I just read the following written by Swami Chidbhavananda and quoted

in a 1986 Bhavan's journal:

" Self-perfection is the goal of life. Yoga is the means to it. Karma

yoga, Bhakti Yoga and Jnana Yoga get their due place in the Bhagavad

Gita. A bird requires two wings and a tale for its flight. The soul is

endowed with Bhakti and Jnana to serve as its two wings. Karma Yoga

serves as the tail that maintains balance. There are books which, while

giving all the attention to the hereafter, ignore our earthly existence

altogether. There are yet other books which aim at pressing all our

attention to life in this mundane world. But the Bhagavad Gita is

perfectly balanced in its outlook. It exhorts the aspirant to make the

best of the mundane world and also to prepare himself to draw

inspiration from what is beyond. The Gita further contends that proper

attunement with the mundane leads to Yoga or Union with the Super

mundane; the reverse of it equally holds good; in other words, a

spiritual man alone is best equipped to worldly life."

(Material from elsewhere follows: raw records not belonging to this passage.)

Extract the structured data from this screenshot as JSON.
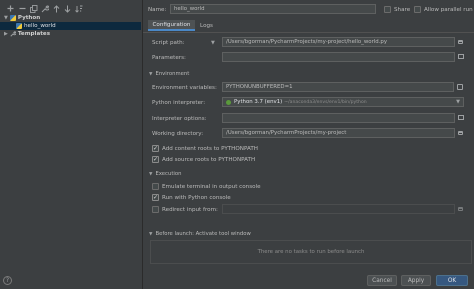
{
  "toolbar": {
    "add_icon": "plus-icon",
    "remove_icon": "minus-icon",
    "copy_icon": "copy-icon",
    "settings_icon": "wrench-icon",
    "move_up_icon": "arrow-up-icon",
    "move_down_icon": "arrow-down-icon",
    "sort_icon": "sort-icon"
  },
  "tree": {
    "groups": [
      {
        "label": "Python",
        "expanded": true,
        "children": [
          {
            "label": "hello_world",
            "selected": true
          }
        ]
      },
      {
        "label": "Templates",
        "expanded": false,
        "children": []
      }
    ]
  },
  "header": {
    "name_label": "Name:",
    "name_value": "hello_world",
    "share_label": "Share",
    "share_checked": false,
    "parallel_label": "Allow parallel run",
    "parallel_checked": false
  },
  "tabs": [
    {
      "label": "Configuration",
      "active": true
    },
    {
      "label": "Logs",
      "active": false
    }
  ],
  "config": {
    "script_path_label": "Script path:",
    "script_path_value": "/Users/bgorman/PycharmProjects/my-project/hello_world.py",
    "parameters_label": "Parameters:",
    "parameters_value": "",
    "env_section": "Environment",
    "env_vars_label": "Environment variables:",
    "env_vars_value": "PYTHONUNBUFFERED=1",
    "interpreter_label": "Python interpreter:",
    "interpreter_name": "Python 3.7 (env1)",
    "interpreter_path": "~/anaconda3/envs/env1/bin/python",
    "interpreter_options_label": "Interpreter options:",
    "interpreter_options_value": "",
    "working_dir_label": "Working directory:",
    "working_dir_value": "/Users/bgorman/PycharmProjects/my-project",
    "content_roots_label": "Add content roots to PYTHONPATH",
    "content_roots_checked": true,
    "source_roots_label": "Add source roots to PYTHONPATH",
    "source_roots_checked": true,
    "exec_section": "Execution",
    "emulate_label": "Emulate terminal in output console",
    "emulate_checked": false,
    "python_console_label": "Run with Python console",
    "python_console_checked": true,
    "redirect_label": "Redirect input from:",
    "redirect_checked": false,
    "redirect_value": ""
  },
  "before_launch": {
    "title": "Before launch: Activate tool window",
    "empty_text": "There are no tasks to run before launch"
  },
  "footer": {
    "cancel_label": "Cancel",
    "apply_label": "Apply",
    "ok_label": "OK"
  },
  "colors": {
    "accent": "#365880",
    "selection": "#0d293e",
    "interpreter_badge": "#5a9a3b",
    "background": "#3c3f41",
    "field": "#45494a"
  }
}
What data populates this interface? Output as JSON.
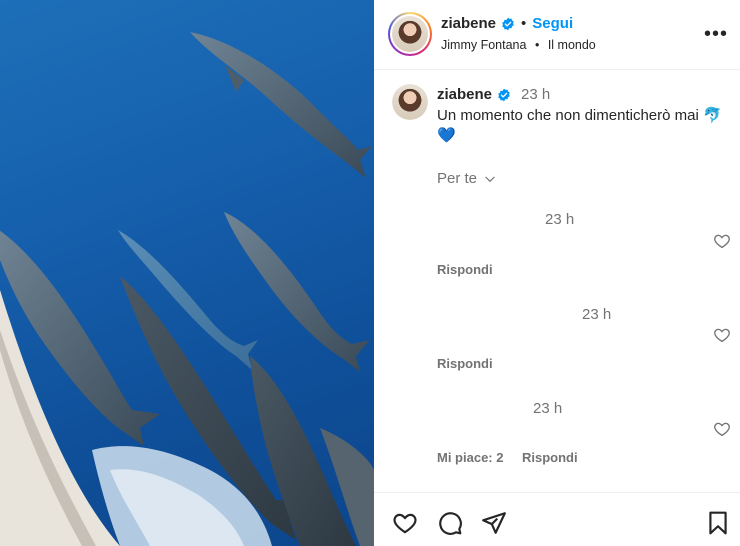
{
  "post": {
    "username": "ziabene",
    "follow_label": "Segui",
    "separator": "•",
    "music": "Jimmy Fontana",
    "music_separator": "•",
    "song": "Il mondo"
  },
  "caption": {
    "username": "ziabene",
    "time": "23 h",
    "text": "Un momento che non dimenticherò mai 🐬💙"
  },
  "sort_label": "Per te",
  "comments": [
    {
      "time": "23 h",
      "reply_label": "Rispondi"
    },
    {
      "time": "23 h",
      "reply_label": "Rispondi"
    },
    {
      "time": "23 h",
      "likes_label": "Mi piace: 2",
      "reply_label": "Rispondi"
    }
  ],
  "icons": {
    "more": "more-options-icon",
    "like": "heart-icon",
    "comment": "comment-icon",
    "share": "share-icon",
    "save": "bookmark-icon",
    "verified": "verified-badge-icon"
  },
  "colors": {
    "accent": "#0095f6",
    "verified": "#0095f6",
    "muted": "#737373"
  }
}
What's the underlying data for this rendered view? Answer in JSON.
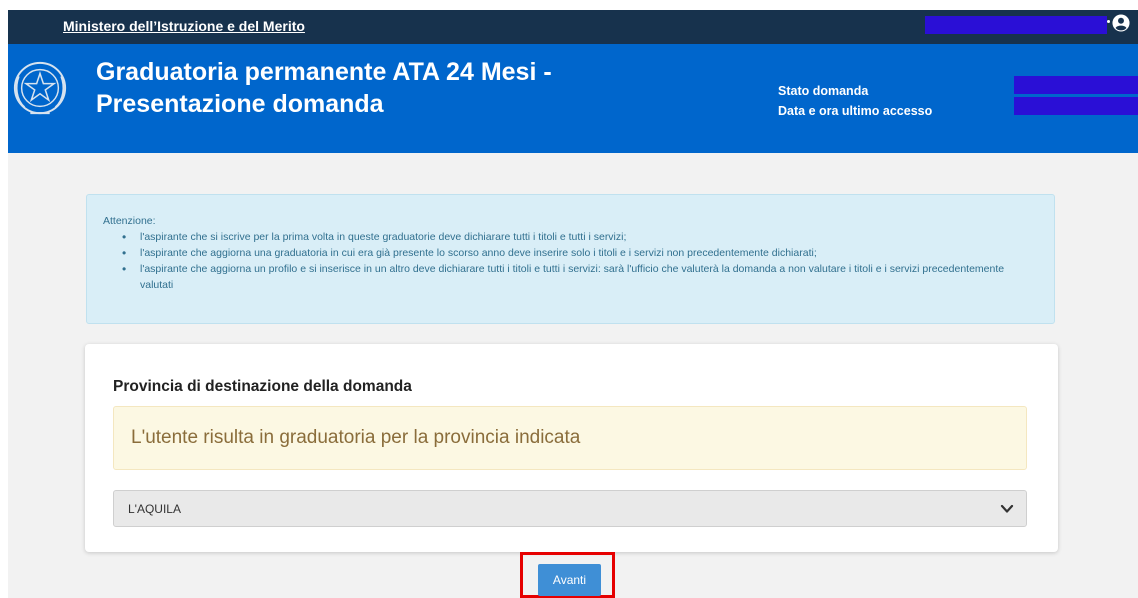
{
  "topbar": {
    "ministry_link": "Ministero dell’Istruzione e del Merito",
    "user_icon": "user-circle-icon"
  },
  "header": {
    "emblem_icon": "italian-republic-emblem-icon",
    "title_line1": "Graduatoria permanente ATA 24 Mesi -",
    "title_line2": "Presentazione domanda",
    "status_label": "Stato domanda",
    "last_access_label": "Data e ora ultimo accesso"
  },
  "alert": {
    "title": "Attenzione:",
    "items": [
      "l'aspirante che si iscrive per la prima volta in queste graduatorie deve dichiarare tutti i titoli e tutti i servizi;",
      "l'aspirante che aggiorna una graduatoria in cui era già presente lo scorso anno deve inserire solo i titoli e i servizi non precedentemente dichiarati;",
      "l'aspirante che aggiorna un profilo e si inserisce in un altro deve dichiarare tutti i titoli e tutti i servizi: sarà l'ufficio che valuterà la domanda a non valutare i titoli e i servizi precedentemente valutati"
    ]
  },
  "form": {
    "province_label": "Provincia di destinazione della domanda",
    "warning_text": "L'utente risulta in graduatoria per la provincia indicata",
    "province_selected": "L'AQUILA",
    "chevron_icon": "chevron-down-icon"
  },
  "actions": {
    "next_label": "Avanti"
  },
  "colors": {
    "topbar_bg": "#17324d",
    "header_bg": "#0066cc",
    "redaction": "#2a0fd6",
    "alert_bg": "#d9eef7",
    "alert_text": "#31708f",
    "warning_bg": "#fcf8e3",
    "warning_text": "#8a6d3b",
    "button_bg": "#3f8fd6",
    "highlight": "#e60000"
  }
}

" It is customary with people to divide human activities into two

distinctive types -- the spiritual and the temporal, the sacred and the

secular. But the gita makes no such artificial distinction. Life

pertaining to this world is in no way different from the spiritual.

There is continuity and homogeneity in life in all stages. Man will be

in the hereafter none other than what he is here and now. Change of body

effects no more change in the personality than does a change of

clothings. Mode of action it is that makes a person what he is. But

action by itself is neither sacred or secular. The attitude with which

it is performed brings about a magical change in it. All actions become

sacred in the hands of a spiritual man. On the contrary, a man with a

material outlook drags down even a sacred act to the vulgar plane..."

Once in a long while I read something which distills most of what I

believe is important into a clear, concise statement. I wanted to share

this one. I hope it does not offend anyone.